…
Dear readers, as you
read many of these escapades of Mr. Evens’ and has allowed them to go beyond
the borders of Donkeyland, or his neighborhood, somewhat contrary considered
the premise to be such and to go beyond the years now amounting to a generation
plus, let me show you the difference of wisdom vs. foolishness, two sides of
one coin. It has taken a lifetime for Mr. Evens to have gotten away from such
is the annoyance of latter.
As you well know, there are very foolish people who set up and think of tricks,
gags, and disasters for others, and as you will see from this exploit, fortune
sometimes brings them face to face: this happened to Mr. Evens, whom we can
consider the first impostor, whom abruptly left a girlfriend, to travel to Los
Angeles, with his friend John L., abruptly I say, after his friend Sid M.,
passed on. He left without notice, under
no rules according to the pre living arrangement with Sharon Z., whom I spoke
of earlier her being the trickster in this story, not to get her mixed up with
Sharon W., in another story, this one
is no nun; Sharon Z., was all if not
more she-wolf of her kind.
Anyhow, after the death of Sid, there was a great unhappiness between
Sharon and Chick Evens, and Evens saw a way out, secretly; as the old song goes
by Simon: “Fifty-ways to leave your lover,” and one way being just get up and
go, shut the door behind you and don’t look back.
Well, upon Mr. Evens’ return, in the winter of 1967, he met Sharon Z.,
by accident, with her two young children, playing in the Washington High
School, athletic grounds. Through a wired fence, she took the liberty to
pretend there was no hard bitter feelings she held for his abrupt leaving her
one day, with not even a note. And invited him over to her house that evening
for pleasures. Evens did not realize his own fault (gullibility with women),
and that she saw it on very different
terms. The lad was but nineteen at the
time, and Sharon was living a block away from
Washington High School, she had moved from her apartment, in Donkeyland
on Sycamore Street, to where they had been living prior to his leaving for
California, and now on Albemarle Street.
Once Mr. Evens showed up at the duplex apartment house on Albemarle, he
was at once seized by the girl at the door way, she ripped open her nightgown,
tore it half off her and started screaming trying to pull Evens, whom was
standing at the doorway alone into her apartment, Evens pushed her back
quickly: denounced her violent and wicked depraved action, if known, would
never have come, but then as he turned about to leave, she had engaged the
fellow living in the lower apartment to attack him with an iron crowbar (which
would leave a lifetime scare, and fourteen stiches), and he
fought aimlessly to near unconsciousness.
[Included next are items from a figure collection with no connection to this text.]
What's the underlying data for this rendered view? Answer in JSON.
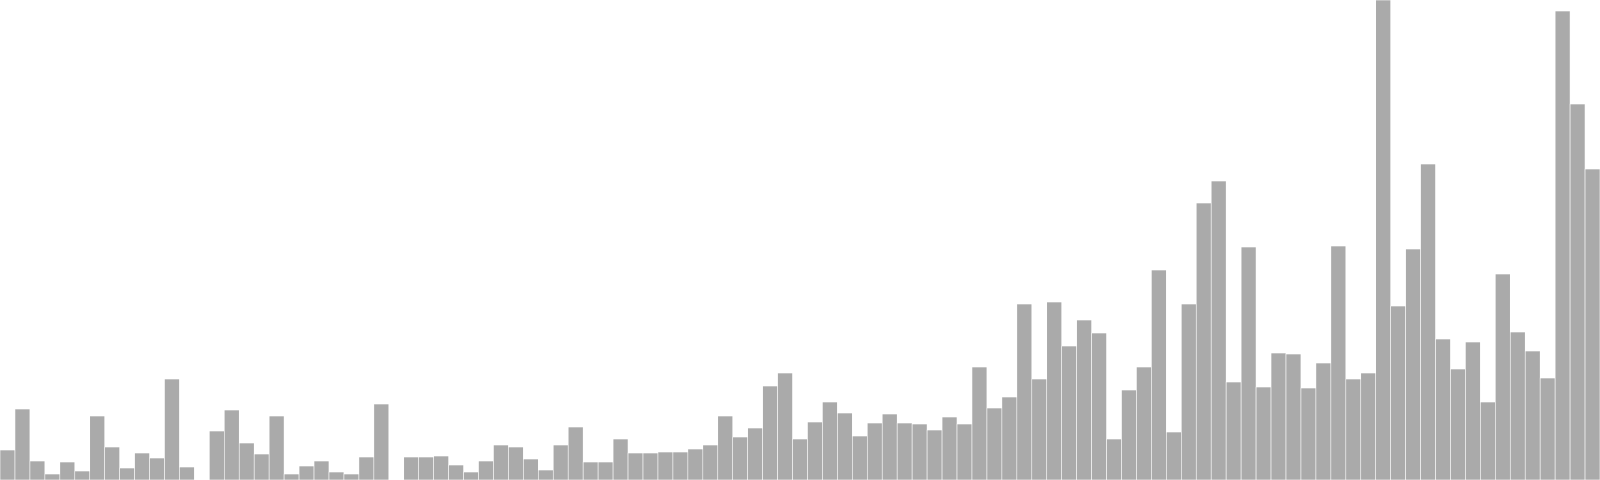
{
  "chart_data": {
    "type": "bar",
    "title": "",
    "xlabel": "",
    "ylabel": "",
    "ylim": [
      0,
      480
    ],
    "grid": false,
    "legend": "none",
    "bar_color": "#aaaaaa",
    "bar_edge_color": "#ffffff",
    "values": [
      30,
      71,
      19,
      6,
      18,
      9,
      64,
      33,
      12,
      27,
      22,
      101,
      13,
      0,
      49,
      70,
      37,
      26,
      64,
      6,
      14,
      19,
      8,
      6,
      23,
      76,
      0,
      23,
      23,
      24,
      15,
      8,
      19,
      35,
      33,
      21,
      10,
      35,
      53,
      18,
      18,
      41,
      27,
      27,
      28,
      28,
      31,
      35,
      64,
      43,
      52,
      94,
      107,
      41,
      58,
      78,
      67,
      44,
      57,
      66,
      57,
      56,
      50,
      63,
      56,
      113,
      72,
      83,
      176,
      101,
      178,
      134,
      160,
      147,
      41,
      90,
      113,
      210,
      48,
      176,
      277,
      299,
      98,
      233,
      93,
      127,
      126,
      92,
      117,
      234,
      101,
      107,
      480,
      174,
      231,
      316,
      141,
      111,
      138,
      78,
      206,
      148,
      129,
      102,
      469,
      376,
      311
    ]
  }
}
Whereupon, the bloke, who attacked,
his wife come out of her lower apartment, asked her husband: “What are you
doing, what’s going on,” thus the attack was stopped.
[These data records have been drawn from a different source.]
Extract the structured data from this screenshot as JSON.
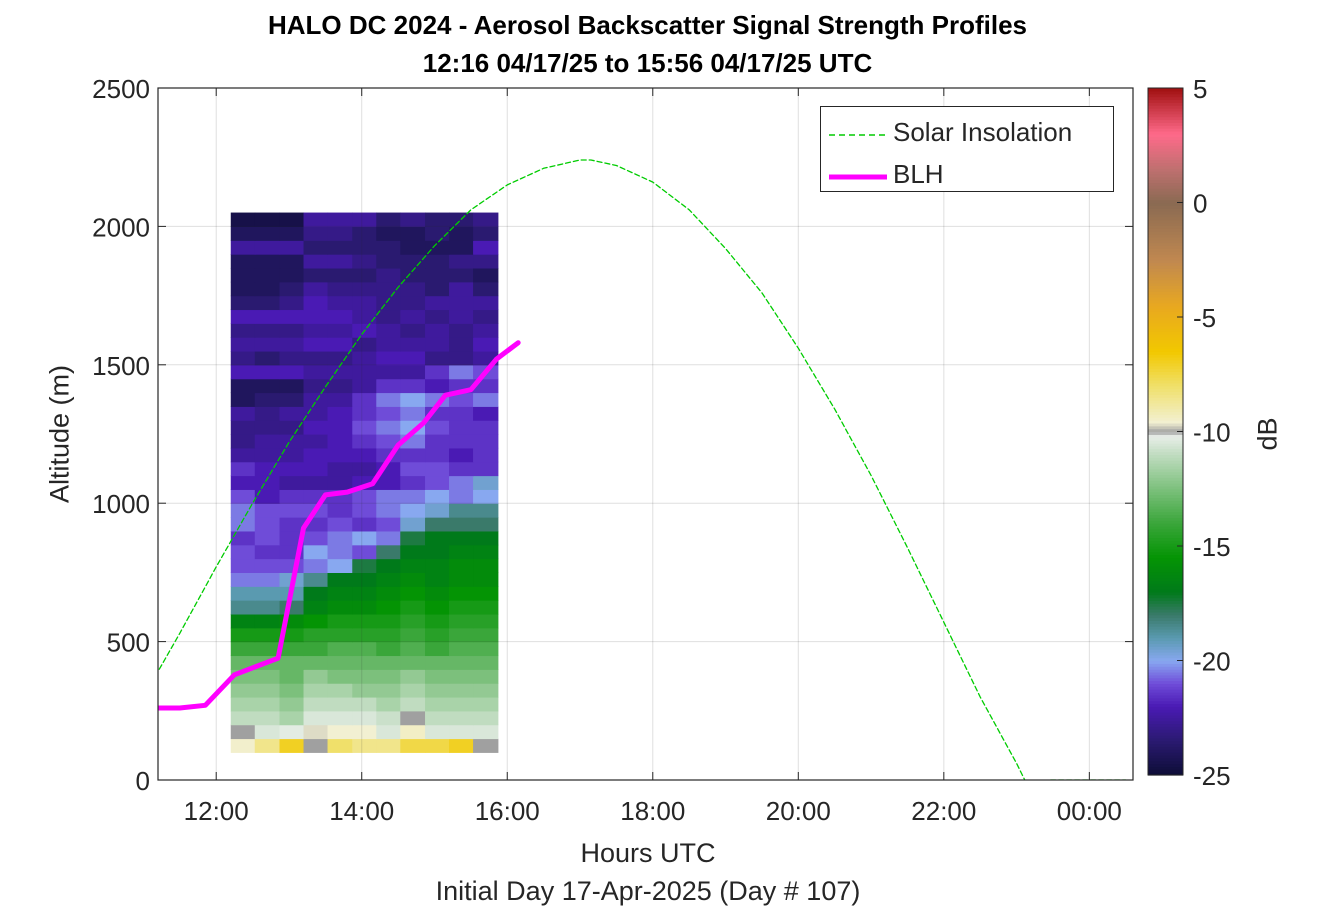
{
  "title": {
    "line1": "HALO DC 2024 - Aerosol Backscatter Signal Strength Profiles",
    "line2": "12:16 04/17/25 to 15:56 04/17/25  UTC"
  },
  "chart_data": {
    "type": "heatmap",
    "xlabel": "Hours UTC",
    "xsublabel": "Initial Day 17-Apr-2025 (Day # 107)",
    "ylabel": "Altitude (m)",
    "x_unit": "hours UTC (17-Apr-2025)",
    "xlim": [
      11.2,
      24.6
    ],
    "ylim": [
      0,
      2500
    ],
    "xticks": [
      12,
      14,
      16,
      18,
      20,
      22,
      24
    ],
    "xticklabels": [
      "12:00",
      "14:00",
      "16:00",
      "18:00",
      "20:00",
      "22:00",
      "00:00"
    ],
    "yticks": [
      0,
      500,
      1000,
      1500,
      2000,
      2500
    ],
    "yticklabels": [
      "0",
      "500",
      "1000",
      "1500",
      "2000",
      "2500"
    ],
    "grid": true,
    "colorbar": {
      "label": "dB",
      "min": -25,
      "max": 5,
      "ticks": [
        -25,
        -20,
        -15,
        -10,
        -5,
        0,
        5
      ],
      "ticklabels": [
        "-25",
        "-20",
        "-15",
        "-10",
        "-5",
        "0",
        "5"
      ],
      "stops": [
        [
          -25,
          "#0d0d36"
        ],
        [
          -23.5,
          "#2a1a70"
        ],
        [
          -22,
          "#4a1ab4"
        ],
        [
          -21,
          "#6f4cd8"
        ],
        [
          -20,
          "#88a8f0"
        ],
        [
          -19,
          "#5a9ab0"
        ],
        [
          -18,
          "#3a7a6a"
        ],
        [
          -17,
          "#007a1a"
        ],
        [
          -15.5,
          "#049404"
        ],
        [
          -14,
          "#3aa63a"
        ],
        [
          -12.5,
          "#7cc07c"
        ],
        [
          -11,
          "#c0dcc0"
        ],
        [
          -10.2,
          "#e8eee8"
        ],
        [
          -10,
          "#a0a0a0"
        ],
        [
          -9.6,
          "#f2f0d2"
        ],
        [
          -8,
          "#f0e06a"
        ],
        [
          -6.5,
          "#f2c800"
        ],
        [
          -4.5,
          "#e8a820"
        ],
        [
          -2.5,
          "#c08850"
        ],
        [
          0,
          "#8a6a52"
        ],
        [
          1.5,
          "#c07070"
        ],
        [
          3,
          "#ff6a8a"
        ],
        [
          5,
          "#a01010"
        ]
      ]
    },
    "heatmap": {
      "x_edges": [
        12.2,
        12.53,
        12.87,
        13.2,
        13.53,
        13.87,
        14.2,
        14.53,
        14.87,
        15.2,
        15.53,
        15.87
      ],
      "y_bottom": 100,
      "y_step": 50,
      "note_rows": "rows from 100 m upward, one per 50 m, values in dB",
      "rows": [
        [
          -9.5,
          -8.5,
          -7,
          -10,
          -8,
          -8.5,
          -8.5,
          -7.5,
          -7.5,
          -7,
          -10
        ],
        [
          -10,
          -10.5,
          -10.3,
          -9.7,
          -9.6,
          -9.6,
          -10.5,
          -9.4,
          -10.5,
          -10.5,
          -10.5
        ],
        [
          -11,
          -11,
          -11.5,
          -10.5,
          -10.5,
          -10.5,
          -10.8,
          -10,
          -11,
          -11,
          -11
        ],
        [
          -11.5,
          -11.5,
          -12,
          -11,
          -11,
          -11,
          -11.5,
          -11,
          -11.5,
          -11.5,
          -11.5
        ],
        [
          -12,
          -12,
          -12.5,
          -11.5,
          -11.5,
          -12,
          -12,
          -11.5,
          -12,
          -12,
          -12
        ],
        [
          -12.5,
          -12.5,
          -13,
          -12,
          -12.5,
          -12.5,
          -12.5,
          -12,
          -12.5,
          -12.5,
          -12.5
        ],
        [
          -13,
          -13,
          -13,
          -13,
          -13,
          -13,
          -13,
          -13,
          -13,
          -13,
          -13
        ],
        [
          -14,
          -14,
          -14,
          -14,
          -13.5,
          -13.5,
          -14,
          -13.5,
          -14,
          -13.5,
          -13.5
        ],
        [
          -15,
          -15,
          -15,
          -14.5,
          -14.5,
          -14.5,
          -14.5,
          -14,
          -14.5,
          -14,
          -14
        ],
        [
          -16.5,
          -16.5,
          -16,
          -15.5,
          -15,
          -15,
          -15,
          -14.5,
          -15,
          -14.5,
          -14.5
        ],
        [
          -18.5,
          -18.5,
          -18,
          -16.5,
          -16,
          -16,
          -15.5,
          -15,
          -15.5,
          -15,
          -15
        ],
        [
          -19,
          -19,
          -19,
          -17,
          -16.5,
          -16.5,
          -16,
          -15.5,
          -16,
          -15.5,
          -15.5
        ],
        [
          -20.5,
          -20.5,
          -19.5,
          -18.5,
          -17,
          -17,
          -16.5,
          -16,
          -16.5,
          -16,
          -16
        ],
        [
          -21,
          -21,
          -21,
          -20.5,
          -20,
          -17.5,
          -17,
          -16.5,
          -16.5,
          -16,
          -16
        ],
        [
          -21,
          -21.5,
          -21.5,
          -20,
          -20.5,
          -21,
          -18,
          -17,
          -17,
          -16.5,
          -16.5
        ],
        [
          -21.5,
          -21,
          -21.5,
          -21,
          -20.5,
          -20,
          -20.5,
          -17.5,
          -17,
          -17,
          -17
        ],
        [
          -20.5,
          -21,
          -21.5,
          -21.5,
          -21,
          -21.5,
          -21,
          -19.5,
          -18,
          -18,
          -18
        ],
        [
          -20.5,
          -21,
          -21,
          -21,
          -21.5,
          -21,
          -20.5,
          -20,
          -19.5,
          -18.5,
          -18.5
        ],
        [
          -21,
          -22,
          -21.5,
          -21.5,
          -21.5,
          -21,
          -20.5,
          -20.5,
          -20,
          -20.5,
          -20
        ],
        [
          -22,
          -22,
          -22.5,
          -22.5,
          -22.5,
          -22,
          -22,
          -21.5,
          -21,
          -20.5,
          -19.5
        ],
        [
          -21.5,
          -22,
          -22,
          -22,
          -22.5,
          -22.5,
          -22,
          -21,
          -21,
          -21.5,
          -21.5
        ],
        [
          -22.5,
          -22.5,
          -22.5,
          -22,
          -22,
          -22,
          -21.5,
          -21.5,
          -21.5,
          -22,
          -21.5
        ],
        [
          -23,
          -22.5,
          -22.5,
          -22.5,
          -22,
          -21.5,
          -21,
          -20.5,
          -21.5,
          -21.5,
          -21.5
        ],
        [
          -23,
          -23,
          -23,
          -22,
          -22,
          -21,
          -20.5,
          -20,
          -21,
          -21.5,
          -21.5
        ],
        [
          -22.5,
          -23,
          -22.5,
          -22.5,
          -22,
          -21.5,
          -21,
          -20.5,
          -21.5,
          -21.5,
          -22
        ],
        [
          -24,
          -23.5,
          -23.5,
          -22.5,
          -22.5,
          -21.5,
          -20.5,
          -20,
          -20.5,
          -21,
          -20.5
        ],
        [
          -24,
          -24,
          -24,
          -23,
          -23,
          -22.5,
          -21.5,
          -21.5,
          -22,
          -21.5,
          -21.5
        ],
        [
          -22,
          -22,
          -22,
          -22.5,
          -22.5,
          -22.5,
          -22.5,
          -22.5,
          -21.5,
          -20.5,
          -21
        ],
        [
          -23,
          -23.5,
          -23,
          -23,
          -23,
          -22.5,
          -22,
          -22,
          -23,
          -23,
          -22.5
        ],
        [
          -22.5,
          -22.5,
          -22.5,
          -22,
          -22,
          -23,
          -22.5,
          -22.5,
          -22.5,
          -23,
          -22
        ],
        [
          -23,
          -23,
          -23,
          -22.5,
          -22.5,
          -22,
          -22.5,
          -23,
          -22.5,
          -23,
          -22.5
        ],
        [
          -22,
          -22,
          -22,
          -22,
          -22,
          -22.5,
          -23,
          -22.5,
          -23,
          -22.5,
          -23
        ],
        [
          -23.5,
          -23.5,
          -23,
          -22,
          -22.5,
          -22.5,
          -23,
          -23,
          -22.5,
          -22.5,
          -22.5
        ],
        [
          -24,
          -24,
          -23.5,
          -22.5,
          -23,
          -23,
          -23,
          -23,
          -23.5,
          -22.5,
          -23.5
        ],
        [
          -24,
          -24,
          -24,
          -23.5,
          -23.5,
          -23.5,
          -23,
          -23.5,
          -23.5,
          -23.5,
          -24
        ],
        [
          -24,
          -24,
          -24,
          -22.5,
          -22.5,
          -23,
          -23.5,
          -23.5,
          -23.5,
          -23,
          -23
        ],
        [
          -22.5,
          -22.5,
          -22.5,
          -23.5,
          -23.5,
          -23.5,
          -23.5,
          -24,
          -24,
          -24,
          -22
        ],
        [
          -24,
          -24,
          -24,
          -23,
          -23,
          -23.5,
          -24,
          -24,
          -23.5,
          -24,
          -23.5
        ],
        [
          -24.5,
          -24.5,
          -24.5,
          -22.5,
          -22.5,
          -22.5,
          -23.5,
          -23,
          -23.5,
          -23.5,
          -23
        ]
      ]
    },
    "series": [
      {
        "name": "Solar Insolation",
        "style": "dashed",
        "color": "#00cc00",
        "x": [
          11.0,
          11.5,
          12.0,
          12.5,
          13.0,
          13.5,
          14.0,
          14.5,
          15.0,
          15.5,
          16.0,
          16.5,
          17.0,
          17.15,
          17.5,
          18.0,
          18.5,
          19.0,
          19.5,
          20.0,
          20.5,
          21.0,
          21.5,
          22.0,
          22.5,
          23.0,
          23.3,
          23.45,
          23.7,
          24.0,
          24.5
        ],
        "y": [
          300,
          530,
          770,
          1000,
          1220,
          1420,
          1610,
          1780,
          1930,
          2060,
          2150,
          2210,
          2240,
          2240,
          2220,
          2160,
          2060,
          1920,
          1760,
          1560,
          1340,
          1100,
          840,
          570,
          300,
          60,
          -100,
          0,
          0,
          0,
          0
        ]
      },
      {
        "name": "BLH",
        "style": "solid",
        "color": "#ff00ff",
        "x": [
          11.2,
          11.5,
          11.85,
          12.25,
          12.85,
          13.2,
          13.5,
          13.8,
          14.15,
          14.5,
          14.85,
          15.15,
          15.5,
          15.85,
          16.15
        ],
        "y": [
          260,
          260,
          270,
          380,
          440,
          910,
          1030,
          1040,
          1070,
          1210,
          1290,
          1390,
          1410,
          1520,
          1580
        ]
      }
    ]
  }
}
“He attacked Sharon Z.,” he shouted.
“How would you know that unless you two fixed it up,” said Mr. Evens,
because she was still upstairs in her room, ashamed to come out I suppose, not
wanting to look Evens in the face, or be confronted by the bloke’s wife. He
changed his tone, and began to speak in very different terms, to the effect
that it was impossible for his wife to believe he was not having an affair with
her (why was he so ready and available? As if waiting alongside the
stairway for him to come down it…)
Well, Sharon had gotten her appetite filled, and evened the score, but
the bloke would also get his due punishment, he would end up in a divorce, and
that divorce would allow him to be drafted into the U. S. Army, and Evens would
meet him once again, in Augsburg, Germany of all places, in sixteen-months’
time, whereupon he was drunk as a skunk in the Enlisted Men’s Club on base,
getting ready to be sent to the Vietnam War, as Private First Class Evens,
would be readily assigned to the 1/36 Artillery; the bloke bellyaching about
Vietnam, and Evens settling in, just listening from a distance.
Very few times in life does one get to see the aftereffects of such
happenings, but when one does, it tastes sweet and sour.